We now see that the place where Kyle and Heather live is basically one of those McMansions that pop up in suburbia. Big house, yard, pool and hot tub in the back, but really nothing all that special. As Kyle and Heather argue about Bill, they walk through the house. Valkyrie is hanging around and, as Heather passes her, the two briefly kiss or flirt like a couple in the early stages of a relationship. They update her on what’s going on and Valkyrie offers to stick around a little longer while they sort this shit out.
They arrive by the pool, watched over by a stone gargoyle version of Gargoyle, who is unmoving and balanced on the edge of the diving board. Kyle talks really loudly to him (Gargoyle later establishes that he doesn’t need to yell) to update him and complain that he’s blocking the diving board. The four characters (well, Gargoyle can only listen at the moment) discuss their new circumstance. Neither Nighthawk nor Moondragon are especially magical, Valkyrie is just visiting, and Gargoyle’s curse only lets him be active when he’s needed. Wong was the magical heavy hitter.
Bill joins them mid-conversation and doesn’t really realize that this is more brainstorming for solutions than an actual recruitment drive. They specifically ask him to stop helping them, but Bill can’t help himself. He runs another video, this time with some more details about the “anyone can be a member of the Deterrent” concept and both an address and a picture of their house.
The other three members of the group spend the rest of night drinking and laughing, because they genuinely like each other.
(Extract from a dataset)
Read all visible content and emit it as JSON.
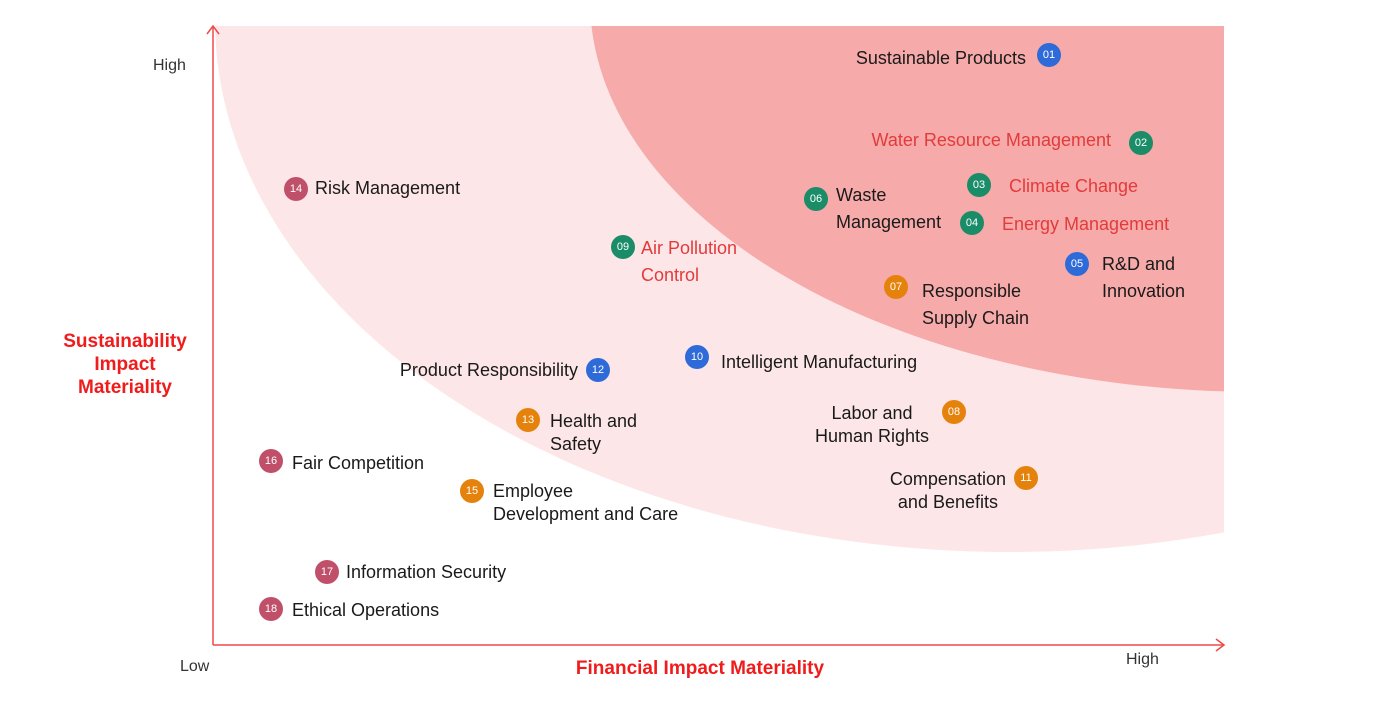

Kyle and Heather are having a great time telling Valkyrie about some of their adventures so far and some of the stupider mistakes they’ve both made. Valkyrie makes sure some sort of booze or other is poured into Gargoyle’s mouth (which he is grateful for when he unfreezes later). They wake up the next morning hungover and in “just woke up” state and Bill excitedly brings them downstairs to meet their guests…
Like 15 or so costumed dopes of all power levels/reputation (including a bunch of MCU characters that have barely been used) are lounging around the pool.
“And more are coming.”
Valkyrie gives Heather a “you got this” look and goes back to bed, as Heather and Kyle stare out slack-jawed at the plague of c-listers. Some masked knucklehead announces “we’re your new members” and the visitors cheer. Dollar Bill looks VERY pleased with himself.
Anyhow, that’s how I’d bring them into the MCU. The mob would eventually be whittled down to just one or two new members (through attrition, injury, and just being generally freaked out by freaky weird stuff) and those new members would be at least one powerful magic based character (like Son of Satan) and the cosmic character Cloud (Cloud eventually learns that they’re a sentient nebula – they’re also genderfluid by design).
Basically, the show or movie would basically be What We Do in The Shadows meets The X-Files with superheroes. While they’re all perfectly capable heroes, they never have any idea what loopiness they’ll be facing from day to day, so all they can do is be ready.
I would watch the hell out of the version of this team that I imagine.